People like to have a clear sense of who a lyricist is as a person, which lends confusion to upbeat songs with painful lyrics. Would you say you’re a well-adjusted or neurotic person?
I am definitely not well-adjusted [laughs]. For the first time in my life, last year I entered a really depressed period and I was experiencing anxiety and paranoia like I never had before. I had weird paranoia that people were trying to drug me, that I was constantly under attack. I just couldn’t turn my mind off, and it was as if someone was destroying my mind. And people who have never had such problems will say, “You need to exercise and do yoga—anything but take antidepressants.”
There’s still this weird stigma attached to antidepressants and therapy in our society. It was a humbling experience to have no control. That shakes you up. It was eventually the right combination of medication and therapy that got me back onto my feet. You can actually hear the turning point that I had on the record, where it becomes funkier and less morose. That’s why you get songs like “Faberge Falls for Shuggie,” which sound like Prince and Sly & The Family Stone, while on the first half [of the record] you can really sense an inner turmoil.
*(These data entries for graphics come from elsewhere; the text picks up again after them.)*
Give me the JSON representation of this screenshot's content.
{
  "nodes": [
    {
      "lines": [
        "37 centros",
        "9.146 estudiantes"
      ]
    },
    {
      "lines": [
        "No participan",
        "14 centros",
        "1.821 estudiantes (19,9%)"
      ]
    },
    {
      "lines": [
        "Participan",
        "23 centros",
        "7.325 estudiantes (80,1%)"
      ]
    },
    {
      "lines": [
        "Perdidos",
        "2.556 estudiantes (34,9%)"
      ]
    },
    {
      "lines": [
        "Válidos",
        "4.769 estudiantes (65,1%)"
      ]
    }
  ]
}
Were the problems chemical or situational?
It was a completely situational thing. Having a newborn daughter really messes with your mind. I love Alabee, but I’m obviously not used to being a family man. I was having this inner tension of what my parents, my wife and the whole world expected of me. I felt like there was no solution, and that’s why there are so many references to killing myself. There are actually two versions of Hissing Fauna..., one of which addresses all the sadness, depression, breakups, psychosis and insanity. I was balancing the group’s first real moments of recognition with having a family and raising a kid. [My wife] Nina and I worked things out together, and that’s where it became much happier. Our EP coming out with the record is darker, with more references to suicide. In the process I cycled through a few medications: one for anxiety called Ativan, then Effexor for depression that made me feel 10-times worse. I was afraid the medication would wipe out my highs and lows and affect my songwriting, or turn me into a vegetable. I’m still just as creative; I have a Tourettic inner dialogue that’s like a strange film reel. I knew my medication wasn’t too destructive, because the Tourettic reel never left.
Did you like the Outback commercial based on your song “Wraith Pinned to the Mist?”
That’s the weird thing, that they didn’t just take the song, they made a new song using the structure of the original. A steakhouse is basically zero on the coolness scale. It’s so mundane, a steakhouse. People were upset with the decision, but there are companies like Volkswagen that have credibility for some reason. They’re all just products — steaks, credit cards, diamonds, cars — it’s all just a product. I wouldn’t be stoked about The Shins having a steakhouse commercial, but you have to watch out for yourself and take what little money you can get to continue playing music. Indie bands need the money so they’ll work for cheap. I heard Cat Power on a diamond commercial, and I’ve heard Apples in Stereo, Modest Mouse. But no, I thought ours was atrocious. I talked to the company about it, and first they said it would be a radio jingle. Then it became a TV commercial, and I thought, “Oh, shit.” They said, “Don’t worry, it’ll be cool.” Then it became a lame steak commercial with the baked potato with steam rising off of it, and they led me to think it was going to be kind of artsy! It freaked me out, but it really doesn’t matter. Life goes on. And hopefully no one’s going to kill me for it.